In Judy Ellis v. M&I Bank, No. 49A05-1107-CC-334, the state’s intermediate appellate court affirmed a judgment by Marion Superior Judge Cynthia Ayres involving a property on Bayhill Way in Indianapolis. Judy and Robert Ellis owned the property in 2006 when they hired a builder, quitclaimed the property for a line of credit and were allowed to stay there by leasing for five years. The builder defaulted on the line of credit and in February 2010 the bank owner, M&I Bank, filed a mortgage foreclosure suit in Hamilton County.

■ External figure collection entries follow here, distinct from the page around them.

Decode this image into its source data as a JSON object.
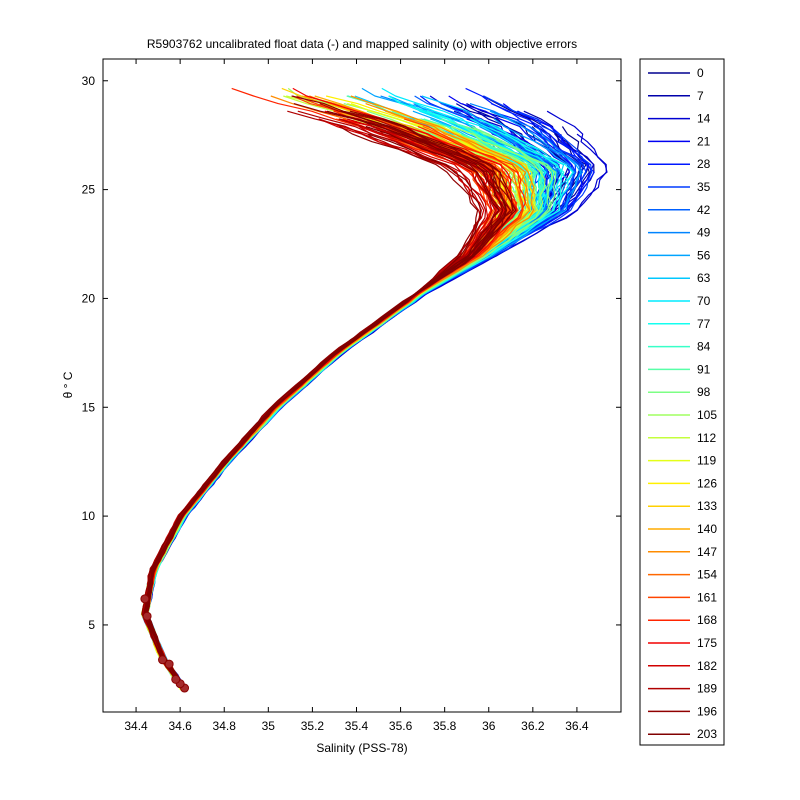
{
  "chart_data": {
    "type": "line",
    "title": "R5903762 uncalibrated float data (-) and mapped salinity (o) with objective errors",
    "xlabel": "Salinity (PSS-78)",
    "ylabel": "θ ° C",
    "xlim": [
      34.25,
      36.6
    ],
    "ylim": [
      1.0,
      31.0
    ],
    "x_ticks": [
      34.4,
      34.6,
      34.8,
      35,
      35.2,
      35.4,
      35.6,
      35.8,
      36,
      36.2,
      36.4
    ],
    "x_tick_labels": [
      "34.4",
      "34.6",
      "34.8",
      "35",
      "35.2",
      "35.4",
      "35.6",
      "35.8",
      "36",
      "36.2",
      "36.4"
    ],
    "y_ticks": [
      5,
      10,
      15,
      20,
      25,
      30
    ],
    "y_tick_labels": [
      "5",
      "10",
      "15",
      "20",
      "25",
      "30"
    ],
    "grid": false,
    "legend_position": "outside-right",
    "colormap": "jet",
    "series": [
      {
        "name": "0",
        "color": "#00008f"
      },
      {
        "name": "7",
        "color": "#0000ab"
      },
      {
        "name": "14",
        "color": "#0000d1"
      },
      {
        "name": "21",
        "color": "#0000f2"
      },
      {
        "name": "28",
        "color": "#0018ff"
      },
      {
        "name": "35",
        "color": "#003cff"
      },
      {
        "name": "42",
        "color": "#0060ff"
      },
      {
        "name": "49",
        "color": "#0084ff"
      },
      {
        "name": "56",
        "color": "#00a4ff"
      },
      {
        "name": "63",
        "color": "#00c8ff"
      },
      {
        "name": "70",
        "color": "#00ecff"
      },
      {
        "name": "77",
        "color": "#14fff0"
      },
      {
        "name": "84",
        "color": "#38ffc8"
      },
      {
        "name": "91",
        "color": "#58ffa8"
      },
      {
        "name": "98",
        "color": "#7cff84"
      },
      {
        "name": "105",
        "color": "#a0ff60"
      },
      {
        "name": "112",
        "color": "#c4ff3c"
      },
      {
        "name": "119",
        "color": "#e4ff18"
      },
      {
        "name": "126",
        "color": "#fff000"
      },
      {
        "name": "133",
        "color": "#ffd000"
      },
      {
        "name": "140",
        "color": "#ffac00"
      },
      {
        "name": "147",
        "color": "#ff8c00"
      },
      {
        "name": "154",
        "color": "#ff6800"
      },
      {
        "name": "161",
        "color": "#ff4400"
      },
      {
        "name": "168",
        "color": "#ff2400"
      },
      {
        "name": "175",
        "color": "#f20000"
      },
      {
        "name": "182",
        "color": "#d10000"
      },
      {
        "name": "189",
        "color": "#b00000"
      },
      {
        "name": "196",
        "color": "#900000"
      },
      {
        "name": "203",
        "color": "#800000"
      }
    ],
    "profile_shape": {
      "description_points_theta": [
        2.0,
        3.5,
        5.5,
        7.5,
        10.0,
        12.5,
        15.0,
        17.5,
        20.0,
        22.0,
        24.0,
        26.0,
        28.0,
        29.5
      ],
      "blue_salinity": [
        34.62,
        34.52,
        34.44,
        34.48,
        34.62,
        34.82,
        35.05,
        35.33,
        35.68,
        36.0,
        36.32,
        36.45,
        36.25,
        35.95
      ],
      "red_salinity": [
        34.62,
        34.52,
        34.44,
        34.47,
        34.6,
        34.8,
        35.02,
        35.3,
        35.64,
        35.9,
        36.02,
        35.9,
        35.4,
        34.85
      ],
      "yellow_salinity": [
        34.62,
        34.52,
        34.44,
        34.48,
        34.61,
        34.81,
        35.04,
        35.32,
        35.66,
        35.95,
        36.18,
        36.15,
        35.7,
        35.25
      ]
    }
  }
}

The couple had filed for bankruptcy but the trustee didn’t assume the lease, and after the property was released M&I obtained the foreclosure decree and bought the home from a sheriff’s sale in late 2010. In February, the bank sought to evict the couple through a Marion County lawsuit.
The Ellises objected on grounds that a similar suit was already pending in Hamilton County and that the Marion Superior Court didn’t have personal jurisdiction, but the trial court entered an order granting possession to M&I bank.
The appellate judges found that the foreclosure action was separate from the eviction action because M&I had ownership rights in the property after the foreclosure was granted and the sheriff sale happened. As a result, the bank could evict the Ellises and chose to do so. The trial court didn’t abuse its discretion in denying the Ellises’ motion to correct error, and the judgment was affirmed.